Andrew Nathan, chief marketing officer for Victors & Spoils, noted that fruits and vegetables are already attractive subjects with vibrant colors and interesting flavors. The only thing they lack is the "marketing pixie dust" that makes packaged foods so irresistible, he said.
"Obviously, our inspiration for all this was behaving like a big, iconic brand," Nathan said.
The concept proposed in the New York Times story had already been getting attention; Nathan said Victors & Spoils has since been tapped to create a similar campaign for a major broccoli producer. There have been other efforts to spruce up the way produce is marketed, too.

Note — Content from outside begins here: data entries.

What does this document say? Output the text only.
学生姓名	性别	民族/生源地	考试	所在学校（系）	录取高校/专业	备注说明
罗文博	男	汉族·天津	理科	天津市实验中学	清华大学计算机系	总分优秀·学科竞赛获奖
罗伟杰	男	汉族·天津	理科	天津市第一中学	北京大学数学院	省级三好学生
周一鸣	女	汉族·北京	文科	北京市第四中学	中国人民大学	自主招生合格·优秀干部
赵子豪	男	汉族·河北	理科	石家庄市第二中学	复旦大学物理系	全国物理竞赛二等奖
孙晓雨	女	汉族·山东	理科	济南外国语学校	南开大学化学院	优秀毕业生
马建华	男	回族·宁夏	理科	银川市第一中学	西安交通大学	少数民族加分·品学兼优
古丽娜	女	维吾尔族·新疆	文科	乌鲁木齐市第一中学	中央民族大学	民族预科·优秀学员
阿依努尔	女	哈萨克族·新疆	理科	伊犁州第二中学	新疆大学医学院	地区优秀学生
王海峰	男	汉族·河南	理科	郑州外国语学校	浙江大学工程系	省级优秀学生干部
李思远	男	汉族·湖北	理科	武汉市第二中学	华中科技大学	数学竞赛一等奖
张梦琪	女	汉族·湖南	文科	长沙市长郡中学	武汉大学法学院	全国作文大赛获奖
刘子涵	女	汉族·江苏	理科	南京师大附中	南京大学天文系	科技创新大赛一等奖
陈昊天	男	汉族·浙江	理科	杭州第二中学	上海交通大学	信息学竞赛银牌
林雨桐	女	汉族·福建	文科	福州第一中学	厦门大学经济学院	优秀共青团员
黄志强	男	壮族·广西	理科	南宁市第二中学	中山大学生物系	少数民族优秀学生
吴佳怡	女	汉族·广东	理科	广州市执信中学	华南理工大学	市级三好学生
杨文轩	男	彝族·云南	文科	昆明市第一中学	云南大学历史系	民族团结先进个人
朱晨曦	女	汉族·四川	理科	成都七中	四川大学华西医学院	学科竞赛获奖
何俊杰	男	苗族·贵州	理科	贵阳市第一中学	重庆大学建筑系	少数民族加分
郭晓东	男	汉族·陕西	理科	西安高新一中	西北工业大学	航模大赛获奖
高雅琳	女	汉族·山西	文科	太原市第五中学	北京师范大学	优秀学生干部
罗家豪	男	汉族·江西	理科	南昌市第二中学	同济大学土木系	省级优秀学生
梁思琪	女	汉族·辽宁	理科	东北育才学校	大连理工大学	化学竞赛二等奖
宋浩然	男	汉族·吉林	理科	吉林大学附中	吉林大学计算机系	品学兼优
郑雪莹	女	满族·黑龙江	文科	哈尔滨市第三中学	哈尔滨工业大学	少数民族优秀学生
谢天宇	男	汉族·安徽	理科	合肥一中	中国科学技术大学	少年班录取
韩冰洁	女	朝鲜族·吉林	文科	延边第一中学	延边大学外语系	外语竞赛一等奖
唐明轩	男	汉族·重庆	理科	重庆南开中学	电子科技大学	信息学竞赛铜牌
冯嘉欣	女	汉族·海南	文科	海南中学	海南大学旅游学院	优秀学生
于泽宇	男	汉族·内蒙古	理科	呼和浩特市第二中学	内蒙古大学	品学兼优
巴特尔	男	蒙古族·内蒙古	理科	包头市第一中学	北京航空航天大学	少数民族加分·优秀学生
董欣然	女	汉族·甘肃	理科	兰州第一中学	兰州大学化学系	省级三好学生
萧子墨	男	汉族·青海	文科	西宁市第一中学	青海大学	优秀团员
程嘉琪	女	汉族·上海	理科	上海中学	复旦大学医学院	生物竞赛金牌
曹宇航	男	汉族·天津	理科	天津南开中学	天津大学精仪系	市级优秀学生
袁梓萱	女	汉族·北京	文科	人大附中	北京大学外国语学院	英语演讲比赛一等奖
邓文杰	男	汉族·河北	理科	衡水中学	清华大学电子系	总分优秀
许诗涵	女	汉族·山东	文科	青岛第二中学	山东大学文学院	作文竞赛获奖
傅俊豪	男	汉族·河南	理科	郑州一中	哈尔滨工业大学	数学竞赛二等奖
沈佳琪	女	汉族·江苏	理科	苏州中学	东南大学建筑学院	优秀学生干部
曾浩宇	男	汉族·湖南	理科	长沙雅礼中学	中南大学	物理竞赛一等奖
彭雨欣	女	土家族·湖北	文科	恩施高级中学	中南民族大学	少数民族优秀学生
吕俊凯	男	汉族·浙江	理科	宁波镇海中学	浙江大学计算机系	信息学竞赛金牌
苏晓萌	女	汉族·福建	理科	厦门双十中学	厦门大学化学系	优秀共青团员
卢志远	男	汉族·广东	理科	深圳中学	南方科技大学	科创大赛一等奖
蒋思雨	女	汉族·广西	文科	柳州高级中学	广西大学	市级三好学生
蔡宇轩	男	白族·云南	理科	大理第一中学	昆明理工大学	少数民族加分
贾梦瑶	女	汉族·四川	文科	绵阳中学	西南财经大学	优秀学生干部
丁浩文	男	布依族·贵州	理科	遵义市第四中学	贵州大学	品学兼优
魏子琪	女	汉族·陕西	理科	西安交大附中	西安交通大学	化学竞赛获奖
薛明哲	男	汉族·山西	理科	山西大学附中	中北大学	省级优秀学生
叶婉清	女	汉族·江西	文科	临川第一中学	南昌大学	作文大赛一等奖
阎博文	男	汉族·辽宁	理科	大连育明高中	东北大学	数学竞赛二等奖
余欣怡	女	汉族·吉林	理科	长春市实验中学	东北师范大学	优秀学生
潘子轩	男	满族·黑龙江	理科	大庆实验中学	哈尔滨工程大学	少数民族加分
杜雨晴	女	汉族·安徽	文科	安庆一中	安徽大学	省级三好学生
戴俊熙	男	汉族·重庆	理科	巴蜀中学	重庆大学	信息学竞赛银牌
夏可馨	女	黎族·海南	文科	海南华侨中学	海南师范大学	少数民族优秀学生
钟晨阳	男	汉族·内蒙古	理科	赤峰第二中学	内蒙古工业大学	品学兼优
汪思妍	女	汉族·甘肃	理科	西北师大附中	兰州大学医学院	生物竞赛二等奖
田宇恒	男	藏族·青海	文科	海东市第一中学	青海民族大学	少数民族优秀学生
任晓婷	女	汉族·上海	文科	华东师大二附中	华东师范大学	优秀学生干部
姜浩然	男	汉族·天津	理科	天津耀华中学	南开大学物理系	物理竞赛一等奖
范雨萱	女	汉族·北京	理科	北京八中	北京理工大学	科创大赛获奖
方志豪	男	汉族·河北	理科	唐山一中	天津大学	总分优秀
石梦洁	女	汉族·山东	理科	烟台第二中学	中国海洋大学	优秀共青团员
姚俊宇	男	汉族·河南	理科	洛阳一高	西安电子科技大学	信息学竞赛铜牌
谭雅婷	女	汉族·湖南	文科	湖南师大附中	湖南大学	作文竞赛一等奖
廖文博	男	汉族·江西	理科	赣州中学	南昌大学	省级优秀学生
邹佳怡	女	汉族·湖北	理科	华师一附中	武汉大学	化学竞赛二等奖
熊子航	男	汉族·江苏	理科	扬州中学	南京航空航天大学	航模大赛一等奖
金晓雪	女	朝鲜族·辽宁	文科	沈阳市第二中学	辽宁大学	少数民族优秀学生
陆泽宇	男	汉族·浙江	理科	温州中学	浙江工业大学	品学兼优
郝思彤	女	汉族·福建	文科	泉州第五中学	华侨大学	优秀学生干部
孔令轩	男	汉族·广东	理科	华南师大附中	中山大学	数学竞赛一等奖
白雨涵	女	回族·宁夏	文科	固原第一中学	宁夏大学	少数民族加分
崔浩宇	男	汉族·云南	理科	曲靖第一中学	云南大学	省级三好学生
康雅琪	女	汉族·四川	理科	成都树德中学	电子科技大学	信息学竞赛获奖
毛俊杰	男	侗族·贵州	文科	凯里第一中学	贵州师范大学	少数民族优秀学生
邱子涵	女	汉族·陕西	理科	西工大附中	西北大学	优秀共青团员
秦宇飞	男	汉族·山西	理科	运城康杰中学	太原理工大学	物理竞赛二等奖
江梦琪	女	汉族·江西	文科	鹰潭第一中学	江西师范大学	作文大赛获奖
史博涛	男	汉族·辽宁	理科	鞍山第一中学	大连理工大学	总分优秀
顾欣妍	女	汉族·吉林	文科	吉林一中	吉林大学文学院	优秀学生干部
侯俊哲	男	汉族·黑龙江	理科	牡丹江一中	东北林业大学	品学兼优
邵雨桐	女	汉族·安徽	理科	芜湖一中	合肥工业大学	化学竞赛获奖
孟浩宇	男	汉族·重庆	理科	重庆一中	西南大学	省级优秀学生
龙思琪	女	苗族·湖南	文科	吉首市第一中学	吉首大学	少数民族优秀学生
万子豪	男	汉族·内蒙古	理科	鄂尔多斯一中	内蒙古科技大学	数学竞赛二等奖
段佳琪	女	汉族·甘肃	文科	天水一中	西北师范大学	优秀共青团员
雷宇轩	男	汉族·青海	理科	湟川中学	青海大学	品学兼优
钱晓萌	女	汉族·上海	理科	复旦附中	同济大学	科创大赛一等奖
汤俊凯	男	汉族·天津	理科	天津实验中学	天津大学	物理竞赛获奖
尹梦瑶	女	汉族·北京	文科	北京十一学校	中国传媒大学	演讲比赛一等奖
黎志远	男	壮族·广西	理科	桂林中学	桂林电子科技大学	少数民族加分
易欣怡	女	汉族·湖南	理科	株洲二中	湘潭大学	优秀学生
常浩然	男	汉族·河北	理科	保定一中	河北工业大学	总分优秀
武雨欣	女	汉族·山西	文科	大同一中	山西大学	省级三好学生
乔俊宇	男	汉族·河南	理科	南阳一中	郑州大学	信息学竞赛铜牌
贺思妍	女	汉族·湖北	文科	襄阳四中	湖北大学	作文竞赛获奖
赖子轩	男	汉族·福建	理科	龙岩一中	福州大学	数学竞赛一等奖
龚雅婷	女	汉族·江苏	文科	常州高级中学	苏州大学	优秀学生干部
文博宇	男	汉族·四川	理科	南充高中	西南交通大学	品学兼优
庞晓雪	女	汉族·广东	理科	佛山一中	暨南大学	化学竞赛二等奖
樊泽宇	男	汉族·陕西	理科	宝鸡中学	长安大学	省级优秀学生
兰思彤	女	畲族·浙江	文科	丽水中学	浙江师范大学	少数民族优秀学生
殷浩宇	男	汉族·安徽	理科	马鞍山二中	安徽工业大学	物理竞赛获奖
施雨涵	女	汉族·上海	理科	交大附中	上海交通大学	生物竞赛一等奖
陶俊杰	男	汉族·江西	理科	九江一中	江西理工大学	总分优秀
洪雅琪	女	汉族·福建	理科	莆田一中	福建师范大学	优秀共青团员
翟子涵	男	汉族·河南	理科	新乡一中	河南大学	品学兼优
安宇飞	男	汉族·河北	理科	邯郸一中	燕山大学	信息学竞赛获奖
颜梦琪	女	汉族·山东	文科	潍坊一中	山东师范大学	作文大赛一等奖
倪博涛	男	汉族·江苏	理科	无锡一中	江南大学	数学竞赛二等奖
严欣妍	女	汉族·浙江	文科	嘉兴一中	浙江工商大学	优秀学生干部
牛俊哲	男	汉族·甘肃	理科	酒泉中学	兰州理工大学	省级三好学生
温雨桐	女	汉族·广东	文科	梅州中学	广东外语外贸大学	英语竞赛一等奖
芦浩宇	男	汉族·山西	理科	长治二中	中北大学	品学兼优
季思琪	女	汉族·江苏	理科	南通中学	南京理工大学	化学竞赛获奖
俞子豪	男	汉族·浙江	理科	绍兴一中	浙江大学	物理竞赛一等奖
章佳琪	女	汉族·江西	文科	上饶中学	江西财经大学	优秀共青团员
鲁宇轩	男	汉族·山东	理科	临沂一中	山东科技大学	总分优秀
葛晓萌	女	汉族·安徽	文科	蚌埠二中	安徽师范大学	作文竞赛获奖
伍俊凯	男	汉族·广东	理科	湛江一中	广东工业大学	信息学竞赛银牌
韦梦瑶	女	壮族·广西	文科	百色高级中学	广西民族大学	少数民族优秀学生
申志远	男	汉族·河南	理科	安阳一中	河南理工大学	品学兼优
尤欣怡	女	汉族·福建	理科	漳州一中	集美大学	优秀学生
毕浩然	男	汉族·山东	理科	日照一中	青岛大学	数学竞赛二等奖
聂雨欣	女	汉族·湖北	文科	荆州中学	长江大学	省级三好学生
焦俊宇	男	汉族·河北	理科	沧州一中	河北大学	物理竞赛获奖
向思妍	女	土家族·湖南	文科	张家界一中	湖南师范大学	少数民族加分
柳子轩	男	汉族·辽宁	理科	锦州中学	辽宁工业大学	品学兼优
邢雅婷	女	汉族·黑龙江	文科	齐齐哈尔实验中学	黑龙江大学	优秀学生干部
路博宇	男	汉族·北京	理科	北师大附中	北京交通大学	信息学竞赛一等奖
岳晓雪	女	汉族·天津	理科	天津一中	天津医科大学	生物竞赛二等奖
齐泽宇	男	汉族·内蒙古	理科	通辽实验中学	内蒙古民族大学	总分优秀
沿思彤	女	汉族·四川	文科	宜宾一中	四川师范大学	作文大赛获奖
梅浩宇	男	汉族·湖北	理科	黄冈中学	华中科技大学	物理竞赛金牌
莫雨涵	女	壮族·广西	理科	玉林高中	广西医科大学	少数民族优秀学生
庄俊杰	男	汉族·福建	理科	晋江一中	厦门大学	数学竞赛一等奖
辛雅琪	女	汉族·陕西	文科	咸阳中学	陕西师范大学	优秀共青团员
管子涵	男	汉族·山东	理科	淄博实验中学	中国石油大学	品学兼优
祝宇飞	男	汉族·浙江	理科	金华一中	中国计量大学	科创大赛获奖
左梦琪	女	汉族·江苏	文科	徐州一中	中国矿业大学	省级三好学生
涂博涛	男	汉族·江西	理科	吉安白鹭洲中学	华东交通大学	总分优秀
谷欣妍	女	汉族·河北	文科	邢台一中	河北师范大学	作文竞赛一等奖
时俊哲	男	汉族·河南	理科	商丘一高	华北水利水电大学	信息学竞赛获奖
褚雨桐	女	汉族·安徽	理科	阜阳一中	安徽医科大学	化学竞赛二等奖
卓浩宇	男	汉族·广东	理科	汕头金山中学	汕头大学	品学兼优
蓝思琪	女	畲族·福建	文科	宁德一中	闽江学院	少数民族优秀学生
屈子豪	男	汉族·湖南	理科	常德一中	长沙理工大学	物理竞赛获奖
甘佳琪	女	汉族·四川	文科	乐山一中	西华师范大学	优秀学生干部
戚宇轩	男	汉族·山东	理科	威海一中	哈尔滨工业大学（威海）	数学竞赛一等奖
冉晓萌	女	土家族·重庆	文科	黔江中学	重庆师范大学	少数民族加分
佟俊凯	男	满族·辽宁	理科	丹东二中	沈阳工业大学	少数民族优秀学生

In 2010, baby carrot farmers ran an "Eat 'Em Like Junk Food" campaign for the miniature snacks in Cincinnati and Syracuse, N.Y.
Todd Putman, chief commercial officer of bagged carrot maker Bolthouse Farms, said that push resulted in an increase in carrot sales in the two markets, and has helped shape how the company markets its various offerings, including premium juices.
"For years, people have been advertising fruits and vegetables in a very rational way," he said, noting that messages around produce are usually about how many daily servings people should eat.
He said FNV was a continuation of the idea that fruits and vegetables should be marketed in a more "emotive" way.
During her remarks on stage at the Partnership for a Healthier America summit, the first lady expressed excitement for FNV.
"If folks are going to pour money into marketing unhealthy foods, let's fight back with ads for healthy foods," she said.
Among those providing financial and other support for FNV are Bolthouse Farms, which is owned by Campbell Soup, and the Produce Marketing Association, a trade group whose members include Sunkist, Dole, Wal-Mart and Chick-fil-A. Other supporters include the Robert Wood Johnson Foundation and Alba's Honest Company, which makes baby and home products.
Putman said FNV already has about $5 million in funding, with plans to continue raising funds. Still, it's up against the considerable resources of big food marketers.
For the first nine months of last year, for example, McDonald's Corp. spent $587.6 million on TV advertising in the U.S. alone, according to Kantar Media. Coca-Cola Co. spent $265.2 million.
Michael Jacobson, executive director of the Center for Science in the Public Interest in Washington, D.C., said an advertising campaign for fruits and vegetables could be powerful in influencing eating decisions, but that its effectiveness would depend on how much support it gets and how persistent it is.
"A lot of money for one day won't do anything," he said.
AP Writer Darlene Superville contributed from Washington, D.C.